Ah.... bah je vais être original, je dis pas que vi(m) ou emacs sont de bons ou de mauvais éditeurs, mais j'ai pris l'habitude développer avec  JOE. Il gère à peut près tout (coloration, splitage d'écran macro etc...) ce dont j'ai besoin en développement et je trouve les raccourcis clavier sympa et simple à retenir (splittage écran: ^ko; fermeture:^c etc...) Bref un petit éditeur sympa à conseiller, même si il fait pas autant de truc qu'un vi(m) ou emacs je suppose, mais pour mon utilisation ça suffit amplement.

----------

## canard

 *Enlight wrote:*   

> Tien d'ailleurs parrait qu'y a un vimacs ou un truc du genre qu'existe!

 

Tiens je viens de le retrouver aussi ...

vimacs

En fait ça permet d'avoir les raccourcis emacs dans vim..... :Shocked: 

----------

## Trevoke

 *kernel_sensei wrote:*   

>  *Polo wrote:*   ouai, nano est le meilleur...
> 
> léger (pas comme emacs), bien fait, et surtout... simple a utiliser(pas comme vi(m) )!! mon rêve! 
> 
> avec nano t'as la completion ? t'as la detection des paires de parentheses / crochets, etc ..? (pratique  quand tu codes, ou encore dans un fichier de conf bordelique ..), est ce qu'il effectue une conversion de l'encodage du fichier a la volée au moment de son ouverture ? (afin de ne pas avoir de problemes d'accents) ...

 

Qu'est-ce qui permet de faire ca?

-------

Et pour la dependance post-install, je propose libstdc++-v3 apres gcc  :Wink: 

----------

## kernelsensei

 *Trevoke wrote:*   

>  *kernel_sensei wrote:*    *Polo wrote:*   ouai, nano est le meilleur...
> 
> léger (pas comme emacs), bien fait, et surtout... simple a utiliser(pas comme vi(m) )!! mon rêve! 
> 
> avec nano t'as la completion ? t'as la detection des paires de parentheses / crochets, etc ..? (pratique  quand tu codes, ou encore dans un fichier de conf bordelique ..), est ce qu'il effectue une conversion de l'encodage du fichier a la volée au moment de son ouverture ? (afin de ne pas avoir de problemes d'accents) ... 
> ...

 

ben vim  :Smile: 

----------

## Trevoke

Je sens venir les factions qui vont commencer a mettre "emacs user" ou "vim user" ou "ed user" ou "you loser" dans leur signature.

----------

## sireyessire

 *Trevoke wrote:*   

> Je sens venir les factions qui vont commencer a mettre "emacs user" ou "vim user" ou "ed user" ou "you loser" dans leur signature.

 

tout ça à cause de toi, tu es le responsable de cette ré-ouverture de troll...

----------

## Trevoke

Voui, c'est entierement de ma faute, cependant je ne regrette rien car j'ai beaucoup appris!  :Smile: 

----------

## marvin rouge

 *canard wrote:*   

> En fait ça permet d'avoir les raccourcis emacs dans vim.....

 

...

et y'a moyen d'avoir les raccourcis vim dans nano ?   :Mr.
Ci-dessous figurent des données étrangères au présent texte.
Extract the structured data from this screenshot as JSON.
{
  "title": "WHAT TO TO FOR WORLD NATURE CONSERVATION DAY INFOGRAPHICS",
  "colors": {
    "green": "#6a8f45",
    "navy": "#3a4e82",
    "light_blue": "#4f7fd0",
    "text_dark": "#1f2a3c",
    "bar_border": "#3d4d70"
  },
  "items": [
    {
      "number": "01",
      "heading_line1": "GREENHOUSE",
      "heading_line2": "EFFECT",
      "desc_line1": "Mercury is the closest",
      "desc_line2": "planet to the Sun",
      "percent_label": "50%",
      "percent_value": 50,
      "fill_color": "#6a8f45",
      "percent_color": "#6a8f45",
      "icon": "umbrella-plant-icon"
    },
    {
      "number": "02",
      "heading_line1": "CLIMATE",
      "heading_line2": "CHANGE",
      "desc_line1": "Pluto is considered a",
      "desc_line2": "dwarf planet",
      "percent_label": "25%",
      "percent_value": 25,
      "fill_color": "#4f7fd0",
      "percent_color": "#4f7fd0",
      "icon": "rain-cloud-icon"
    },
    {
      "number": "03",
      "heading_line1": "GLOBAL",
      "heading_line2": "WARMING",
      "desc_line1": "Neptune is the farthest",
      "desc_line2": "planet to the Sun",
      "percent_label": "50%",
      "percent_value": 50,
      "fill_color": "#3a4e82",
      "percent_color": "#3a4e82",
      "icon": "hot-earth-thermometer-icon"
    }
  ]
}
Green: 

ok. je sors.

a+

----------

## tetienne

<mode insistance>

Nan mais moi j'veux bien essayer Emacs si quelqu'un veut bien m'expliquer comment faire pour ma question postée à la page précédente, mais pour l'instant personne n'a su m'expliquer comment faire ça avec le "tout-puissant" Emacs comme ils disent.

----------

## yuk159

 *Trevoke wrote:*   

> Je sens venir les factions qui vont commencer a mettre "emacs user" ou "vim user" ou "ed user" ou "you loser" dans leur signature.

 

Pas l'esprit de ce forums ça  :Wink: 

----------

## Trevoke

 *tetienne wrote:*   

> Bah moi ça restera vim tant que les trolleurs pour emacs ne me montreront pas comment corriger l'orthographe du buffer dynamiquement (et pas lancer une correction à la volée). Je veux avoir ma correction orthographique sans avoir à lancer quoi que ce soit. Vim avec aspell me fait ça au poil. Quand un "emacseur" prônant la surpuissance de emacs sera capable de me montrer comment faire ça, je voudrai bien essayer (j'ai quand même fait un paquet d'heures de google). (Un bon tutorial Emacs aussi, parce que les tutoriaux qui montrent des raccourcis qui marchent jamais sur ma machine, c'est un peu frustrant)

 

----------

## Starch

 *tetienne wrote:*   

> <mode insistance>
> 
> Nan mais moi j'veux bien essayer Emacs si quelqu'un veut bien m'expliquer comment faire pour ma question postée à la page précédente, mais pour l'instant personne n'a su m'expliquer comment faire ça avec le "tout-puissant" Emacs comme ils disent.

 

<mode cassage>

T'as qu'a pas faire de fautes.

(et bon faut dire que je comprends aps ce que tu veux. Tu décris une correction à la volée, et tu dis que tu n'en veux pas)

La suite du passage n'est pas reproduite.